The seas on the south and west of Gallipoli where wave, after wave, after wave of young men were propelled to death were places lonely to life during those few days, in late April 1915, when Allied forces tried to impose their will on Ottoman Turkey.
There were other landings on the morning of April 25th and thereafter on either side of V Beach but the landings that have defined the English-speaking world's memory of Gallipoli, occured a few kilometers away, at a place known forever since as Anzac Cove.
The alcahmy of memory has turned this small cove, the nearby beaches and the mountain gullies and escarpment that faced the men who landed there, into holy ground - a shrine to defining touchstone of nationhood, marked annually as Anzac Day, April 25th.
And yet, in the context of the first World War, casualties were not so high in number: 8,700 Australian and 2,800 New Zealand dead; the wounded being some 19,500 and 5,200 respectively. But such was the convulsive impact on both countries, that in 1920, Australia protected the word Anzac by law, even though it began life as a mere military acronym - Australia New Zealand Army Corps.
The impact of Anzac, then and now, on Australian sensibilities cannot be over estimated. Last year, I saw a young woman in her 20s write into the visitor’s book at Lone Pine, the Australian cemetery on the top of the hill they tried in vain to conquer: “Run dear son, for evil lies here. But if you cannot run, let in the light, the love.”
There were Irish among the Anzacs, one of the most significant being naval Lieutenant Commander Henry Stoker from Dublin, captain of the AE2, the first submarine to breach the Turkish blockade of the Dardanelles. He lived to tell the tale.
But most of the estimated 3,000 Irish who died were involved in the V Beach landings and, in August 1915, the disasterous landings at Suvla Bay, just beyond Anzac Cove, where the 10th (Irish) Division, raised in this country, suffered stunning casualty numbers, along with other units of the British forces.
Turkish figures have it that 19,800 British died at Suvla, along with 8,000 of their own.
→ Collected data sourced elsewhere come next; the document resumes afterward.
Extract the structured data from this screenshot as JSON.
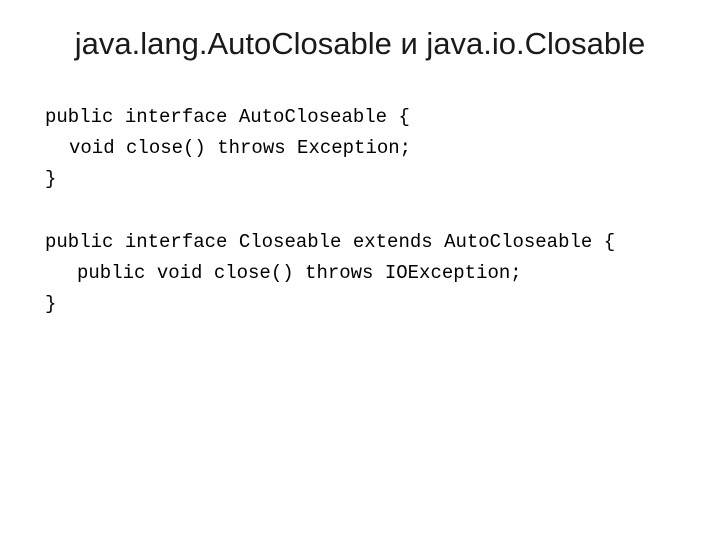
{
  "title": "java.lang.AutoClosable и java.io.Closable",
  "code": {
    "line1": "public interface AutoCloseable {",
    "line2": "void close() throws Exception;",
    "line3": "}",
    "line4": "public interface Closeable extends AutoCloseable {",
    "line5": "public void close() throws IOException;",
    "line6": "}"
  }
}
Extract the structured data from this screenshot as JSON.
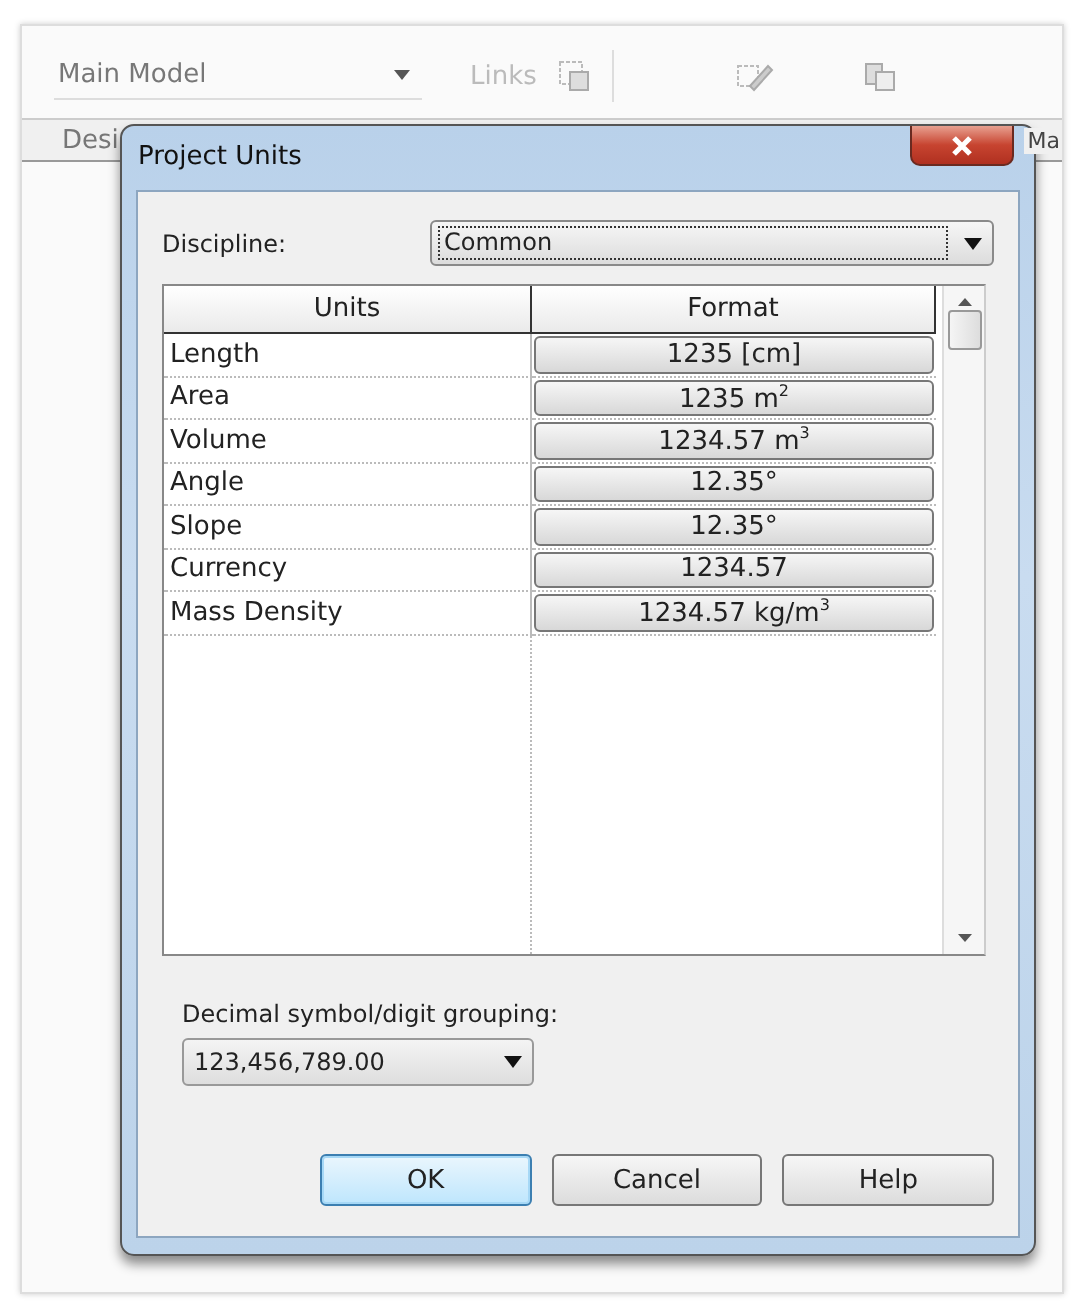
{
  "app": {
    "model_selector": {
      "value": "Main Model"
    },
    "links_label": "Links",
    "tab_labels": [
      "Desi",
      "Ma"
    ]
  },
  "dialog": {
    "title": "Project Units",
    "discipline": {
      "label": "Discipline:",
      "value": "Common"
    },
    "table": {
      "columns": [
        "Units",
        "Format"
      ],
      "rows": [
        {
          "unit": "Length",
          "format": "1235 [cm]"
        },
        {
          "unit": "Area",
          "format": "1235 m$^{2}$"
        },
        {
          "unit": "Volume",
          "format": "1234.57 m$^{3}$"
        },
        {
          "unit": "Angle",
          "format": "12.35°"
        },
        {
          "unit": "Slope",
          "format": "12.35°"
        },
        {
          "unit": "Currency",
          "format": "1234.57"
        },
        {
          "unit": "Mass Density",
          "format": "1234.57 kg/m$^{3}$"
        }
      ]
    },
    "grouping": {
      "label": "Decimal symbol/digit grouping:",
      "value": "123,456,789.00"
    },
    "buttons": [
      {
        "label": "OK",
        "default": true
      },
      {
        "label": "Cancel",
        "default": false
      },
      {
        "label": "Help",
        "default": false
      }
    ]
  }
}
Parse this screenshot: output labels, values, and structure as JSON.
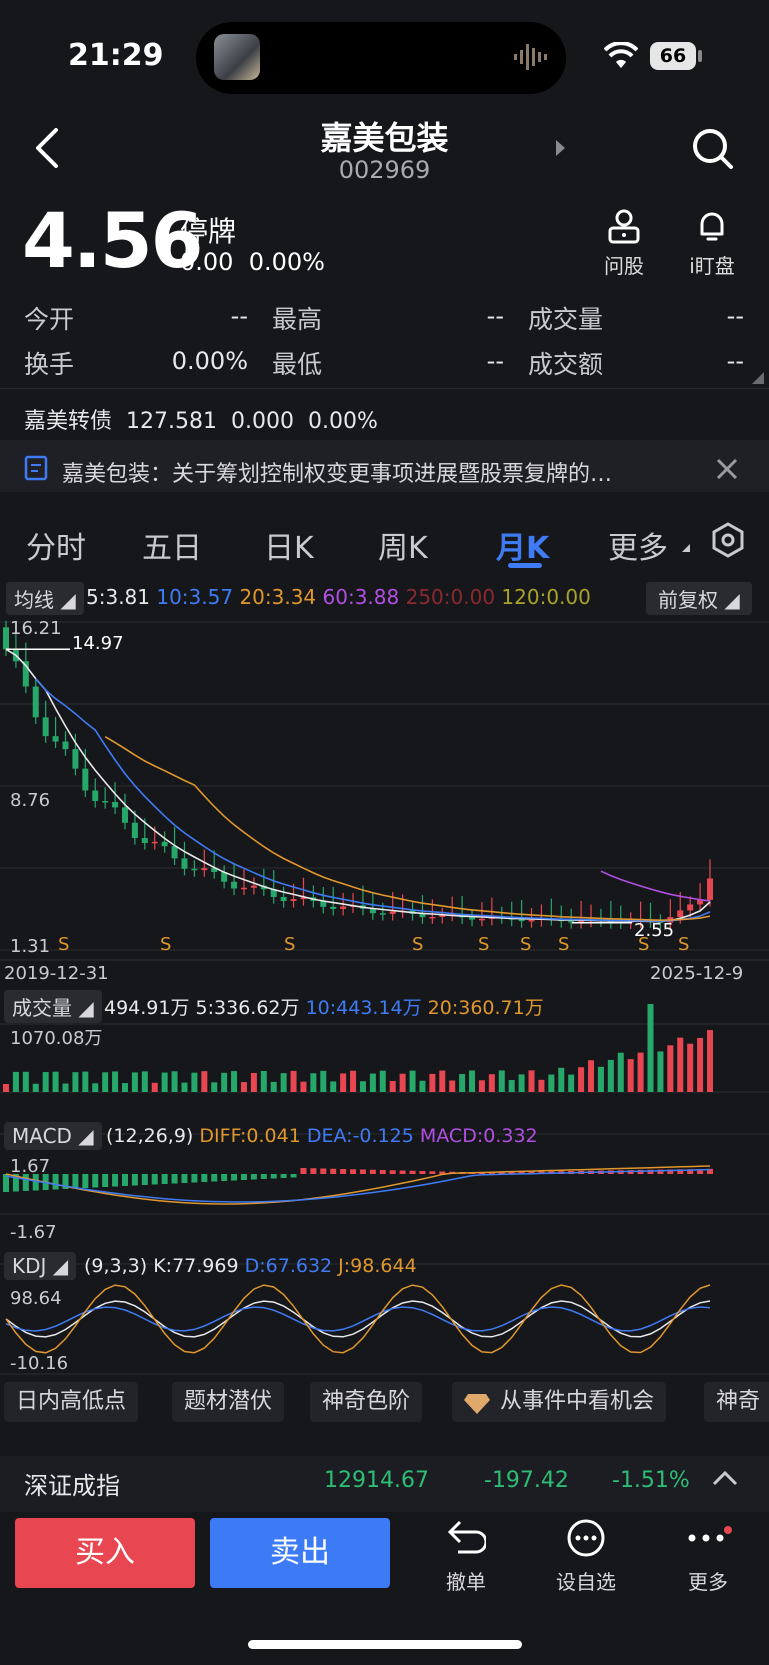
{
  "status": {
    "time": "21:29",
    "battery": "66"
  },
  "header": {
    "title": "嘉美包装",
    "code": "002969"
  },
  "quote": {
    "price": "4.56",
    "status": "停牌",
    "change": "0.00",
    "change_pct": "0.00%"
  },
  "tools": {
    "ask": "问股",
    "watch": "i盯盘"
  },
  "stats": {
    "open_label": "今开",
    "open": "--",
    "high_label": "最高",
    "high": "--",
    "vol_label": "成交量",
    "vol": "--",
    "turnover_label": "换手",
    "turnover": "0.00%",
    "low_label": "最低",
    "low": "--",
    "amount_label": "成交额",
    "amount": "--"
  },
  "bond": {
    "name": "嘉美转债",
    "price": "127.581",
    "change": "0.000",
    "pct": "0.00%"
  },
  "notice": {
    "text": "嘉美包装：关于筹划控制权变更事项进展暨股票复牌的…"
  },
  "tabs": [
    "分时",
    "五日",
    "日K",
    "周K",
    "月K",
    "更多"
  ],
  "active_tab": "月K",
  "ma": {
    "pill": "均线",
    "ma5": "5:3.81",
    "ma10": "10:3.57",
    "ma20": "20:3.34",
    "ma60": "60:3.88",
    "ma250": "250:0.00",
    "ma120": "120:0.00",
    "adjust": "前复权"
  },
  "price_axis": {
    "top": "16.21",
    "mid": "8.76",
    "bottom": "1.31",
    "max_mark": "14.97",
    "min_mark": "2.55",
    "start_date": "2019-12-31",
    "end_date": "2025-12-9",
    "s_mark": "S"
  },
  "volume": {
    "pill": "成交量",
    "value": "494.91万",
    "ma5": "5:336.62万",
    "ma10": "10:443.14万",
    "ma20": "20:360.71万",
    "max": "1070.08万"
  },
  "macd": {
    "pill": "MACD",
    "params": "(12,26,9)",
    "diff": "DIFF:0.041",
    "dea": "DEA:-0.125",
    "macd": "MACD:0.332",
    "top": "1.67",
    "bottom": "-1.67"
  },
  "kdj": {
    "pill": "KDJ",
    "params": "(9,3,3)",
    "k": "K:77.969",
    "d": "D:67.632",
    "j": "J:98.644",
    "top": "98.64",
    "bottom": "-10.16"
  },
  "chips": [
    "日内高低点",
    "题材潜伏",
    "神奇色阶",
    "从事件中看机会",
    "神奇"
  ],
  "index": {
    "name": "深证成指",
    "value": "12914.67",
    "change": "-197.42",
    "pct": "-1.51%"
  },
  "actions": {
    "buy": "买入",
    "sell": "卖出",
    "cancel": "撤单",
    "watchlist": "设自选",
    "more": "更多"
  },
  "colors": {
    "up": "#e84752",
    "down": "#26a86a",
    "blue": "#3f7bf5",
    "orange": "#e0972d",
    "purple": "#b24fe3"
  },
  "chart_data": {
    "type": "candlestick",
    "period": "monthly",
    "x_range": [
      "2019-12-31",
      "2025-12-9"
    ],
    "ylim": [
      1.31,
      16.21
    ],
    "max_label": 14.97,
    "min_label": 2.55,
    "last_close": 4.56,
    "ma": {
      "5": 3.81,
      "10": 3.57,
      "20": 3.34,
      "60": 3.88
    },
    "volume_max": "1070.08万",
    "macd": {
      "diff": 0.041,
      "dea": -0.125,
      "macd": 0.332,
      "ylim": [
        -1.67,
        1.67
      ]
    },
    "kdj": {
      "k": 77.969,
      "d": 67.632,
      "j": 98.644,
      "ylim": [
        -10.16,
        98.64
      ]
    }
  }
}
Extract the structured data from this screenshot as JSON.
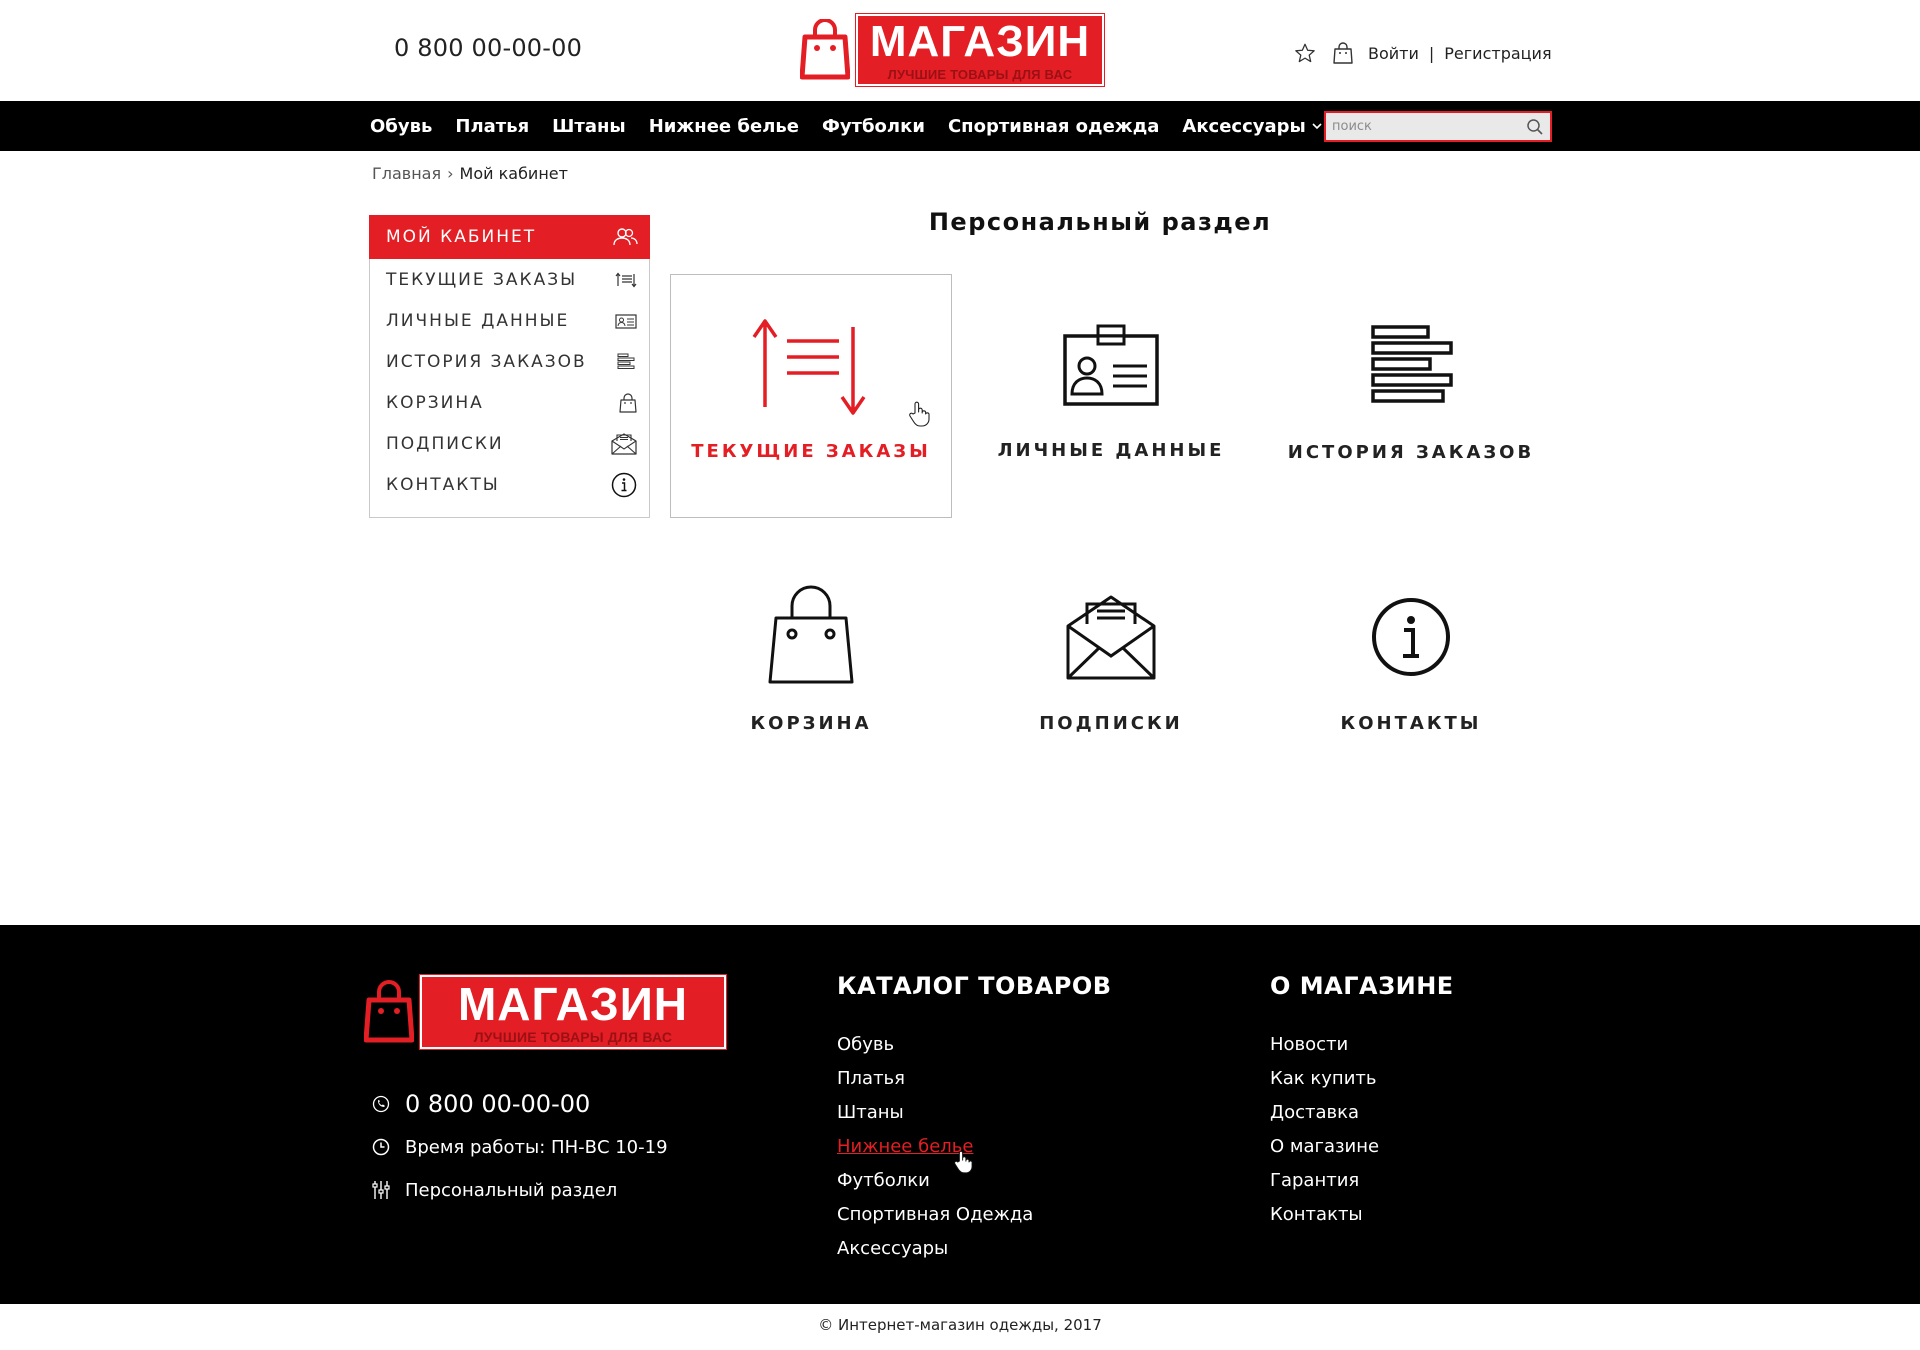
{
  "header": {
    "phone": "0 800 00-00-00",
    "logo": {
      "name": "МАГАЗИН",
      "slogan": "ЛУЧШИЕ ТОВАРЫ ДЛЯ ВАС"
    },
    "icons": {
      "favorites": "star-icon",
      "cart": "bag-icon"
    },
    "login": "Войти",
    "separator": "|",
    "register": "Регистрация"
  },
  "nav": {
    "items": [
      "Обувь",
      "Платья",
      "Штаны",
      "Нижнее белье",
      "Футболки",
      "Спортивная одежда",
      "Аксессуары"
    ],
    "search_placeholder": "поиск"
  },
  "breadcrumb": {
    "home": "Главная",
    "separator": "›",
    "current": "Мой кабинет"
  },
  "sidebar": {
    "items": [
      {
        "label": "МОЙ КАБИНЕТ",
        "icon": "users-icon",
        "active": true
      },
      {
        "label": "ТЕКУЩИЕ ЗАКАЗЫ",
        "icon": "sort-arrows-icon"
      },
      {
        "label": "ЛИЧНЫЕ ДАННЫЕ",
        "icon": "id-card-icon"
      },
      {
        "label": "ИСТОРИЯ ЗАКАЗОВ",
        "icon": "list-bars-icon"
      },
      {
        "label": "КОРЗИНА",
        "icon": "bag-icon"
      },
      {
        "label": "ПОДПИСКИ",
        "icon": "envelope-icon"
      },
      {
        "label": "КОНТАКТЫ",
        "icon": "info-icon"
      }
    ]
  },
  "main": {
    "title": "Персональный раздел",
    "tiles": [
      {
        "label": "ТЕКУЩИЕ ЗАКАЗЫ",
        "icon": "sort-arrows-icon",
        "active": true
      },
      {
        "label": "ЛИЧНЫЕ ДАННЫЕ",
        "icon": "id-card-icon"
      },
      {
        "label": "ИСТОРИЯ ЗАКАЗОВ",
        "icon": "list-bars-icon"
      },
      {
        "label": "КОРЗИНА",
        "icon": "bag-icon"
      },
      {
        "label": "ПОДПИСКИ",
        "icon": "envelope-icon"
      },
      {
        "label": "КОНТАКТЫ",
        "icon": "info-icon"
      }
    ]
  },
  "footer": {
    "logo": {
      "name": "МАГАЗИН",
      "slogan": "ЛУЧШИЕ ТОВАРЫ ДЛЯ ВАС"
    },
    "phone": "0 800 00-00-00",
    "hours": "Время работы: ПН-ВС 10-19",
    "personal": "Персональный раздел",
    "catalog": {
      "title": "КАТАЛОГ ТОВАРОВ",
      "items": [
        "Обувь",
        "Платья",
        "Штаны",
        "Нижнее белье",
        "Футболки",
        "Спортивная Одежда",
        "Аксессуары"
      ]
    },
    "about": {
      "title": "О МАГАЗИНЕ",
      "items": [
        "Новости",
        "Как купить",
        "Доставка",
        "О магазине",
        "Гарантия",
        "Контакты"
      ]
    }
  },
  "copyright": "© Интернет-магазин одежды, 2017",
  "colors": {
    "accent": "#e31e24",
    "dark": "#000000",
    "text": "#222222"
  }
}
Total Allied casualties were some 21,000 dead and 52,000 wounded.
The Turks lost 87,000 and suffered 164,000 wounded. The Turkish commander, Lt-Col Mustafa Kamal, transformed in later life as Ataturk, the founder of modern Turkey (in nosmall part because of his prowess at Gallipoli), was generous in victory.
In 1934, he sent a message to Australia and New Zealand families still mourning their dead.
“Those heroes that shed their blood and lost their lives,” he wrote. “You are now lying in the soil of a friendly country. Therefore rest in peace. There is no difference between the Johnnies and the Mehmets to us where they lie side by side here in this country of ours. You, the mothers who sent their sons from faraway countries, wipe away your tears; your sons are now lying in our bosom and are in peace. After having lost their lives on this land they have become our sons as well.”
President McAleese unveiled a memorial plaque in Green Hill Cemetery at Suvla Bay in memory of the Irish who died and the regimants from which they came. It too acknowledged the memory of those Turks who died, defending their homeland, as the plaque noted.
This week, her successor in office, Michael D Higgins, will pay his respects on behalf of the people of Ireland.